As usual with these things, I started by hand building a prototype.
I started by tracing the outline and hole placement of the CircuitPlayground onto a piece of prototyping board, then carefully drilled the holes to match those on the CircuitPlayground. This is a bit tricky with the prototyping board, but it just has to be close enough.
This prototype was meant to mount the CircuitPlayground onto a breadboard so put a couple 14-pin header strips in the center at DIP-14 spacing.
The next step was to add wires. I started by soldering them to the header pins on the other side of the board, clipping them so as to leave plenty of length beyond the holes.
Red for 3.3v & 5v, black for ground, blue of everything else. Mostly this was to make sure I knew how everything was oriented when it came time to mount the CircuitPlayground.
Once all wires are in place, strip the insulation off the ends, starting just inside the corresponding hole.
I bent the ends to go around the bolts that would eventually go through the holes. I found it useful to use a longer bolt of the same size (M3 in my case) to bend the wire around. After that, any excess wire was trimmed off.
The next step was to mount the standoffs using a matching bolt, sandwiching each wire loop between a standoff and the board..
I used hex standoffs that take M3 bolts. It's a good size for this application and the hex shape made it easy to grab when it was time to tighten things.
I used 10mm standoffs because I happened to find some quickly. For future work I ordered a bunch of 6mm ones since 10mm of space is excessive. You can find the spacers in various lengths. Just be sure to get bolts that are short enough to fit when screwed into each end of the standoff (keeping in mind the thickness of the board on each side.

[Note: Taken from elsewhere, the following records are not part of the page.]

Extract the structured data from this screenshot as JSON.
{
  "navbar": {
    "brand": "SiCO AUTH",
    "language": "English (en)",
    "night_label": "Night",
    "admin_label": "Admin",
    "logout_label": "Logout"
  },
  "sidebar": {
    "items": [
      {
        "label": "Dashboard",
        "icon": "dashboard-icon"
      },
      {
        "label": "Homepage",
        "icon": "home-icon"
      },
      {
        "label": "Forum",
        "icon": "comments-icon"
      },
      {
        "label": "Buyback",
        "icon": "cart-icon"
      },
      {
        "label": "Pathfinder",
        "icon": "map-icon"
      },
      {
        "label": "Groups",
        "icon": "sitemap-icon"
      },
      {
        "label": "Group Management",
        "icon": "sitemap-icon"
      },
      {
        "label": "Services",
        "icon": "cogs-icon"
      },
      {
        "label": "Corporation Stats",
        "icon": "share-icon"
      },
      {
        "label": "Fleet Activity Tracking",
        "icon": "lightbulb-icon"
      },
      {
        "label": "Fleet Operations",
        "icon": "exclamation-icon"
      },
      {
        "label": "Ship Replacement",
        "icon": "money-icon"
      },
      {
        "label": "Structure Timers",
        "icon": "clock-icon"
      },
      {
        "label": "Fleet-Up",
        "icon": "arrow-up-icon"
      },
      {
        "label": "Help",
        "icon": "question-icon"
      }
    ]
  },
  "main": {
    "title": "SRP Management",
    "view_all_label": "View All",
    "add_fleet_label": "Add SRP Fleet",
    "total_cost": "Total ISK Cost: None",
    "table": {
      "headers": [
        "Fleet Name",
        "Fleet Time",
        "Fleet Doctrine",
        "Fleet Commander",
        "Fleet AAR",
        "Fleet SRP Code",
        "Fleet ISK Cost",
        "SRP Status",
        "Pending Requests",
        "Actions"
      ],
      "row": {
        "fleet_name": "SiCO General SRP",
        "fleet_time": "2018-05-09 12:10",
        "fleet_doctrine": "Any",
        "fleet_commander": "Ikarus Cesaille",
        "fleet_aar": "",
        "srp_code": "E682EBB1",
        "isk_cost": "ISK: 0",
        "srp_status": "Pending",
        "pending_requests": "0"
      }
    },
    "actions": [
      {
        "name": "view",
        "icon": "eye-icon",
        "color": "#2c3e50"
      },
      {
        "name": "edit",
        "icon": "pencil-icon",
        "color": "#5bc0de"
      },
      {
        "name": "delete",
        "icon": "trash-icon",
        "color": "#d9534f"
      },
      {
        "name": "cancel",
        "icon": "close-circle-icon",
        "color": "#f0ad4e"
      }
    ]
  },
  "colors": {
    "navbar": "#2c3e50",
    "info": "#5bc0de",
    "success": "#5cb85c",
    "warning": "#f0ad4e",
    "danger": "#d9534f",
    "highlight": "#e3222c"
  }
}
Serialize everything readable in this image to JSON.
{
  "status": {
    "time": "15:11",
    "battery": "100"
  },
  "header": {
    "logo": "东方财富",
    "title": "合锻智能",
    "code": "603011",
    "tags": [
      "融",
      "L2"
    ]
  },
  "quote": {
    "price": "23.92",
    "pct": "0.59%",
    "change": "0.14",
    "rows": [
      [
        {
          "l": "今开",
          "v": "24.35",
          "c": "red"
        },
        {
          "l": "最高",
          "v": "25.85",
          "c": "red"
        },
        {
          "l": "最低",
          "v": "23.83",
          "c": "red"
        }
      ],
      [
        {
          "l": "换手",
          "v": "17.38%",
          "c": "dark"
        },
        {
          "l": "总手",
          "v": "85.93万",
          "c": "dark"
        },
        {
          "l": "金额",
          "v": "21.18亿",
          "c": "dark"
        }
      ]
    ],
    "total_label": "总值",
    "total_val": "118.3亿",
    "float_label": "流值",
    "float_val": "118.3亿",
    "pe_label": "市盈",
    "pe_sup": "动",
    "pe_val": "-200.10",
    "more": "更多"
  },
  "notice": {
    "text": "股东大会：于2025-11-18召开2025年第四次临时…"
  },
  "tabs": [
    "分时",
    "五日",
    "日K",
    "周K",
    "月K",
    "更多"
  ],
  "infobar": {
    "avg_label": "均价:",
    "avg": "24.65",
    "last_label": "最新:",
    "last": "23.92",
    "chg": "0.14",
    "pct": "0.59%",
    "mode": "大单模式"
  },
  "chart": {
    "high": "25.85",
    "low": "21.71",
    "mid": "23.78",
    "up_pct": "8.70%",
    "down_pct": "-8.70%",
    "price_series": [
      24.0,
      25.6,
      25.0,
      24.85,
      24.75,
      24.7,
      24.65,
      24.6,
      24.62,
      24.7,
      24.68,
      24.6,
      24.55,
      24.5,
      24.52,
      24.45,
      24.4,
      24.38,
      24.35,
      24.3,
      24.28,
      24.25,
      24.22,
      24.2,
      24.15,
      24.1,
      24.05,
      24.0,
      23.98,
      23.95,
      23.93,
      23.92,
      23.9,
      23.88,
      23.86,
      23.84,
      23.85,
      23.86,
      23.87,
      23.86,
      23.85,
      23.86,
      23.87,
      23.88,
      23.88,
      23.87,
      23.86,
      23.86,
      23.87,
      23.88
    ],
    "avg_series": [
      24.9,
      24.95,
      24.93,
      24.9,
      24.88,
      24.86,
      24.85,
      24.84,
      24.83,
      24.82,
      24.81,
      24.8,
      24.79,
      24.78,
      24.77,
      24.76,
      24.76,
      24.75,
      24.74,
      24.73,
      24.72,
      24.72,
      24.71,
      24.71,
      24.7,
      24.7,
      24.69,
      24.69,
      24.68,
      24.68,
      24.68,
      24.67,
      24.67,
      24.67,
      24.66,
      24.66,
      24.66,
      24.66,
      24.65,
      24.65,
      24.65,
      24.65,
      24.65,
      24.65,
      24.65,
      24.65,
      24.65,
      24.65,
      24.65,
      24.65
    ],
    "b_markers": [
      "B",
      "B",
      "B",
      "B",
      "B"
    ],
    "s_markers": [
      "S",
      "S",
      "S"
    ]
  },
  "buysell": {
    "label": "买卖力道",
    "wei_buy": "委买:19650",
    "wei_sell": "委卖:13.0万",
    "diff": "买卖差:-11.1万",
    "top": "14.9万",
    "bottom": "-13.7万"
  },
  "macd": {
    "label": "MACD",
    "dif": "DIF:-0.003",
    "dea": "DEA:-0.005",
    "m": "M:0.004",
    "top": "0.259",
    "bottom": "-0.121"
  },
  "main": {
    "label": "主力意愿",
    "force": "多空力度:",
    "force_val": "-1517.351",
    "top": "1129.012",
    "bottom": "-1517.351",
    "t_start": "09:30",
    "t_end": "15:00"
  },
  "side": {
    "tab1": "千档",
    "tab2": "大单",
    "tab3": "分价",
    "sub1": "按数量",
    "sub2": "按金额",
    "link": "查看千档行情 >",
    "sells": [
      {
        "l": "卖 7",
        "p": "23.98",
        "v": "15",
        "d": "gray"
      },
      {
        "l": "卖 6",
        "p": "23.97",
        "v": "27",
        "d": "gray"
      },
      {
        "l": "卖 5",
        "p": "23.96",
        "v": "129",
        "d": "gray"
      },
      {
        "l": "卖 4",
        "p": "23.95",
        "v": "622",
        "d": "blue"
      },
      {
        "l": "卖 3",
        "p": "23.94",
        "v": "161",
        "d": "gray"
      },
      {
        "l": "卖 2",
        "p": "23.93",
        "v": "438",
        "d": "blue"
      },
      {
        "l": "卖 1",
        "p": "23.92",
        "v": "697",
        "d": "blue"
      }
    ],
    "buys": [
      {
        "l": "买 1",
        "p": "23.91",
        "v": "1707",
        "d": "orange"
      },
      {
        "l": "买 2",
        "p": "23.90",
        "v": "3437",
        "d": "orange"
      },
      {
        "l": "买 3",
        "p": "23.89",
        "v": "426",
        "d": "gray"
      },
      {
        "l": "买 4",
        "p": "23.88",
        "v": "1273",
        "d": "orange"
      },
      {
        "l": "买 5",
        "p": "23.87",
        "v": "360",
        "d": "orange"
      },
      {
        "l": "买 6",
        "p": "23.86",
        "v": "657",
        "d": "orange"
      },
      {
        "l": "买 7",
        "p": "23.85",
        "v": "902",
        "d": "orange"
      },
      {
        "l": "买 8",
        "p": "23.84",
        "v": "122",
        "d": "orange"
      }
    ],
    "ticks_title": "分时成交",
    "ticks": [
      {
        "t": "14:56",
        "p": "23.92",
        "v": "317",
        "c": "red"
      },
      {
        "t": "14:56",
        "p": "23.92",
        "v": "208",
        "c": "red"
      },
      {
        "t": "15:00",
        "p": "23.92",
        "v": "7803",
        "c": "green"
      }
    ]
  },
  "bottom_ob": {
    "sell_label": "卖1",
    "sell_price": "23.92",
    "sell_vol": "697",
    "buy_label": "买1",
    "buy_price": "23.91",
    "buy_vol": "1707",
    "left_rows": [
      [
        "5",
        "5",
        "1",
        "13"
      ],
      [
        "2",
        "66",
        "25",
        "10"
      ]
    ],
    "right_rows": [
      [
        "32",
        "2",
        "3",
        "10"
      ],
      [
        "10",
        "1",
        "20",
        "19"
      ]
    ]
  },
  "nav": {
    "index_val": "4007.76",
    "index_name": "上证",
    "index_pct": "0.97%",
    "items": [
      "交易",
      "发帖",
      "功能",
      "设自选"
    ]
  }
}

I found both the standoffs and bolts on Amazon.
Mounting one shield requires 14 standoffs and 28 bolts.
For the prototype i didn't tighten them all the way; I wanted to be able to adjust them when mounting the CircuitPlayground since the hole alignment wasn't perfect. I put each bolt through a hole from below and screwed the standoff onto it. Again, not snug it up, just finger tight.
Finally, I added the CircuitPlayground board, using the remaining bolts. Once all the bolts are in place, I tightened everything. Since i used hex standoffs, it was easy to grab one with needlenose pliers while tightening the bolts on either end of it.
Now the CircuitPlayground could be plugged into a breadboard and I could start building without worrying about clips popping off or wires getting pulled out.